Pero más allá de la elección/construcción de su objeto, todo historiador, incluso en el caso extremo de que se limitara a copiar documentos, inevitablemene elige (sopesa entre diversas opciones y finalmente elige) aquellos documentos o tramos que considera significativos, y esa elección está inevitablemente fundada en un juicio. Enjuicia no porque juzgue a las figuras de la historia pasada en términos de justos o réprobos, no porque lea de modo esencialista los documentos del pasado como intemporales, como si pertenecieran a su misma época, sino desde el momento mismo en que interpreta fuentes, en que pondera -sí, pondera- interpretaciones divergentes de una situación histórica, en que evalúa la plausibilidad de un proyecto, en que sopesa relaciones de fuerza...
El juicio del historiador, que finalmente se elabora a partir de la interpretación de fuentes conforme las reglas del oficio, y aunque se refiera a épocas pretéritas, es también un juicio inscripto en la historia. Salvo, claro, para quien tiene el salvoconducto para considerar estos míseros procesos desde el privilegiado observatorio de la Poshistoria. Porque si hay un lugar desde el cual el juicio histórico se torna absoluto, es precisamente el de la perspectiva del Fin de la Historia.

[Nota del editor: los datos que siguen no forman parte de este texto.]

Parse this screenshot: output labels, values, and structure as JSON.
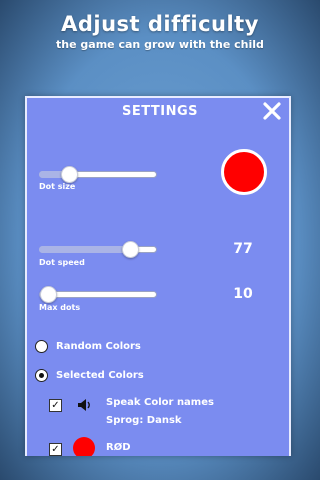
{
  "header": {
    "title": "Adjust difficulty",
    "subtitle": "the game can grow with the child"
  },
  "settings": {
    "title": "SETTINGS",
    "close_icon": "close-icon",
    "dot_size": {
      "label": "Dot size",
      "level": 0.25,
      "preview_color": "#ff0000"
    },
    "dot_speed": {
      "label": "Dot speed",
      "level": 0.77,
      "value": "77"
    },
    "max_dots": {
      "label": "Max dots",
      "level": 0.08,
      "value": "10"
    },
    "color_mode": {
      "options": [
        {
          "label": "Random Colors",
          "selected": false
        },
        {
          "label": "Selected Colors",
          "selected": true
        }
      ]
    },
    "speak_colors": {
      "checked": true,
      "label": "Speak Color names",
      "language": "Sprog: Dansk",
      "icon": "speaker-icon"
    },
    "colors": [
      {
        "name": "RØD",
        "color": "#ff0000",
        "checked": true
      }
    ]
  },
  "colors": {
    "panel": "#7b8cf0",
    "accent_red": "#ff0000",
    "background": "#6fa3d6"
  }
}
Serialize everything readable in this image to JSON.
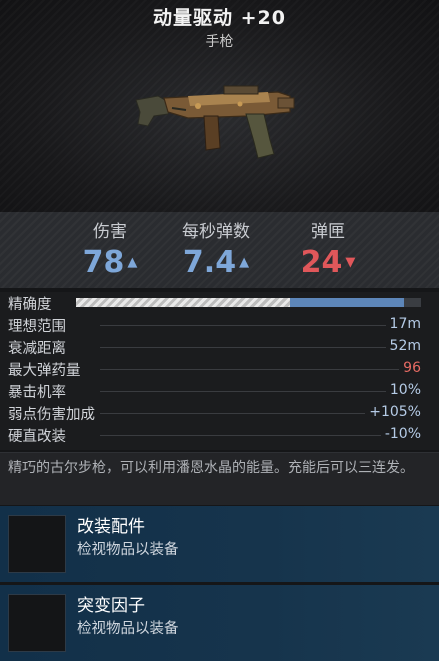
{
  "weapon": {
    "name": "动量驱动 +20",
    "type": "手枪"
  },
  "stats": [
    {
      "label": "伤害",
      "value": "78",
      "trend": "up",
      "color": "#7ea7d9"
    },
    {
      "label": "每秒弹数",
      "value": "7.4",
      "trend": "up",
      "color": "#7ea7d9"
    },
    {
      "label": "弹匣",
      "value": "24",
      "trend": "down",
      "color": "#e0575a"
    }
  ],
  "accuracy": {
    "label": "精确度",
    "base_fraction": 0.62,
    "total_fraction": 0.95
  },
  "attributes": [
    {
      "label": "理想范围",
      "value": "17m",
      "negative": false
    },
    {
      "label": "衰减距离",
      "value": "52m",
      "negative": false
    },
    {
      "label": "最大弹药量",
      "value": "96",
      "negative": true
    },
    {
      "label": "暴击机率",
      "value": "10%",
      "negative": false
    },
    {
      "label": "弱点伤害加成",
      "value": "+105%",
      "negative": false
    },
    {
      "label": "硬直改装",
      "value": "-10%",
      "negative": false
    }
  ],
  "description": "精巧的古尔步枪，可以利用潘恩水晶的能量。充能后可以三连发。",
  "slots": [
    {
      "name": "改装配件",
      "hint": "检视物品以装备"
    },
    {
      "name": "突变因子",
      "hint": "检视物品以装备"
    }
  ],
  "colors": {
    "positive": "#7ea7d9",
    "negative": "#e0575a",
    "slot_bg": "#16344c"
  },
  "icons": {
    "weapon_image": "pistol-weapon-icon",
    "up": "arrow-up-icon",
    "down": "arrow-down-icon"
  }
}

2. La muerte del marxismo y el fin de la historia

Hay quienes quisieran negar el valor y el vigor de la historiografía a que han dado lugar los historiadores británicos, y que hoy es proseguida por generaciones de jóvenes a ambos lados del Atlántico. Escuchamos sus proclamas no solo de boca de quienes desde la derecha insisten en su retórica macartista, sino también de aquellos que -hablando supuestamente desde la izquierda- afirman que vivimos en una era postmoderna en la que ya no existe continuidad entre pasado y presente, ni razón alguna que permita esperar que el futuro pueda ser diferente; de este modo es como sirven a los poderes establecidos ofreciéndoles una imagen refleja de la tesis del fin de la historia.

Harvey J. Kaye, "¿Tiempos difíciles?"

"La muerte del marxismo", al igual que "el fin de las ideologías" y "el fin de la historia" se desprende del wishful thinking de ciertos académicos convencidos de que su propia sociedad debe ser eterna porque les resulta confortable.

Christopher Hill, "¿Unas exequias prematuras?"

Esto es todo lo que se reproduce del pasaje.